Как можно плотнее мы жмемся к броне. Танк бешено мчит нас, и мы едва удерживаемся наверху. А кругом начинается ад. Земля перемешивается с небом, гаснут все до единой звезды. Над дорогой, густо начиненный осколками, бушует снежно-земляной смерч. Я пластом лежу на броне, тесно прижавшись к выступу башни, и обеими руками держу Юрку. Будь что будет, лишь бы только не сбросило с танка. Пусть убивает сразу – черт с ним! Если суждено погибнуть от бомбы – не страшно. Не такая она драгоценная, наша жизнь, чтоб за нее столько бороться. Гибнут и не такие!.. Так думаю я, пожалуй, в отчаянье. И все же мучительно и страшно ждать момента, когда в твое тело врежется зазубренный стальной черепок, способный перебить рельс.

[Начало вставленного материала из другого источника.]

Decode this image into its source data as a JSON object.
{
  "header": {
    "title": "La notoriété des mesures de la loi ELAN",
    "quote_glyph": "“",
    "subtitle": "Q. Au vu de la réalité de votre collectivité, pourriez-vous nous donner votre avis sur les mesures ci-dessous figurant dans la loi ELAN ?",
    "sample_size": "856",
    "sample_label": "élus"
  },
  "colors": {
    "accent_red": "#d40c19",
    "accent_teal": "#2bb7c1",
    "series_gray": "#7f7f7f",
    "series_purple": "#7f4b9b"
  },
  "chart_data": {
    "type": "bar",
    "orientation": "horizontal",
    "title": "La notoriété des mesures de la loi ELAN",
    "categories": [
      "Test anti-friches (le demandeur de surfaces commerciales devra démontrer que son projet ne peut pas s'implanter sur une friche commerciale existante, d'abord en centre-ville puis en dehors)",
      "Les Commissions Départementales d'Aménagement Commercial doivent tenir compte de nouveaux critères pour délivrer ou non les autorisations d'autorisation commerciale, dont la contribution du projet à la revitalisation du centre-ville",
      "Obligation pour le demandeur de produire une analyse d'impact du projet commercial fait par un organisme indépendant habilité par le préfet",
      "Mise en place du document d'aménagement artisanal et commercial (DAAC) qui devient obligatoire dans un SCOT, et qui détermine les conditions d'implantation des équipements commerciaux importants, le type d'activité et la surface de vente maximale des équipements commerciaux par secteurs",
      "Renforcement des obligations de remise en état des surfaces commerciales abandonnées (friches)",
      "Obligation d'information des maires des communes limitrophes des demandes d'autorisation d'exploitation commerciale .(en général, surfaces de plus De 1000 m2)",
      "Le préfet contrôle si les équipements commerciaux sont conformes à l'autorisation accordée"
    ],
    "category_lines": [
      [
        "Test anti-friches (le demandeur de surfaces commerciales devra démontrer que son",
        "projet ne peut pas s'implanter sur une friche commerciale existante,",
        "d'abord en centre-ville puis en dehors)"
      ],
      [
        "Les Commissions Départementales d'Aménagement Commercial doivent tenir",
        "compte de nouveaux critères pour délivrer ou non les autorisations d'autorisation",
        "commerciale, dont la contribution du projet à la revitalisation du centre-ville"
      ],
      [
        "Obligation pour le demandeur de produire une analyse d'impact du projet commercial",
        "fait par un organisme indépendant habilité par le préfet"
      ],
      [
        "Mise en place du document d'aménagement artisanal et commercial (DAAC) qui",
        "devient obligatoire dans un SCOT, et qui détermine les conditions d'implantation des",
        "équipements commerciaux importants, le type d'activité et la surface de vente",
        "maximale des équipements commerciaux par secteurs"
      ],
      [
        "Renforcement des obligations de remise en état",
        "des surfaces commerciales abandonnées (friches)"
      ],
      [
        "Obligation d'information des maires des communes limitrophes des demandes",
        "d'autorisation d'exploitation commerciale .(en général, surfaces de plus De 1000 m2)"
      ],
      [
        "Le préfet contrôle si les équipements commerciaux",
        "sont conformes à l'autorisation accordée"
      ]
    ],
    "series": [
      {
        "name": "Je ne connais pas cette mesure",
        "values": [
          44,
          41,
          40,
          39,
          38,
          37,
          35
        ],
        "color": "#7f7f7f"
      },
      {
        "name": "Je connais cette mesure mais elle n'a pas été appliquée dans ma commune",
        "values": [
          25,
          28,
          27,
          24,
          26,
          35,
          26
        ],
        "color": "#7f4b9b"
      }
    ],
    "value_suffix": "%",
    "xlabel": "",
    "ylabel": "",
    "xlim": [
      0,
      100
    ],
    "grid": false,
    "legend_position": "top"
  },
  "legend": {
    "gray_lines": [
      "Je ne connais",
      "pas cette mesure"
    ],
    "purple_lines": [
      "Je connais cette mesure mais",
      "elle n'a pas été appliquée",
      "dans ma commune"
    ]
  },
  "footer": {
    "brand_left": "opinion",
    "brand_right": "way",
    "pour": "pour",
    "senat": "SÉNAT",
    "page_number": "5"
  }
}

В воздухе сплошной бесконечный гром. Взрывы, грохот танков, бомбовый визг, скулеж осколков. Хорошо еще, что с одной стороны нас прикрывает башня и наша машина последняя. Достается больше передним, но перепадает и нам. Особенно с боков. На шинели летят крупные щепки от бревна. На башне с той стороны, где немец, ярко сверкает вспышка – словно замыкание в сети. Сверкает и второй раз, уже совсем рядом – возле моего плеча... С необыкновенной, почти физической осязаемостью я ощущаю ужасающую незащищенность моего тела. Как просто его пронизать, пробить, растерзать. Раз за разом осколки высекают из брони горячие искры, брызжут на нас окалиной. Но танк, молодчина, не останавливается. Он мчит по дороге, кое-где сворачивая. B одном месте обходит подбитую машину с откинутыми люками и цифрой «20» на башне. Потом вдруг тормозит. Несколько человек цепляются за борта, за трос сзади и взбираются к нам. Я боюсь, что затопчут Юрку, они и в самом деле не очень осторожничают. Один из них ранен и прижимает рукой окровавленный бок. Второй, что в расстегнутой телогрейке, ругается и, взобравшись, сразу запускает автоматную очередь в небо.
– Огонь! Всем огонь! Чего горбитесь, огонь! – кричит он на нас с немцем.
Танк бросает с боку на бок, я одной рукой снова хватаюсь за скобу на башне, а немец вместе со всеми начинает палить в небо. Я не сразу догадываюсь, что у него – мой карабин, и удивляюсь: по своим? Хотя тут не до соображении морали, тут – бой, и надо защитить свою жизнь.
Они то беспорядочно, то залпами палят в воздух, и, видно, никому невдомек, что крайний возле них – немец. И я молчу – пусть стреляет. Теперь я не боюсь, что у него оружие. Я почти уверен: нам он плохого не сделает.
Я теряю ощущение времени и не знаю, сколько продолжается бомбежка.
И все же самолеты наконец уходят. Становится вроде тихо, и в этой тишине слышен только рев танковых моторов и стрекот гусениц. Видно, скоро утро, небо становится особенно черным. (Проклятое ночное небо, от которого мы столько натерпелись сегодня!) Три машины из двенадцати остались на дороге.
Под утро девять танков въезжают в какое-то большое, по-ночному пустынное село.
Я думаю, что мы его быстро проскочим и где-нибудь наконец присоединимся к передовым частям. Но танки почему-то сворачивают к плетням и по одному останавливаются.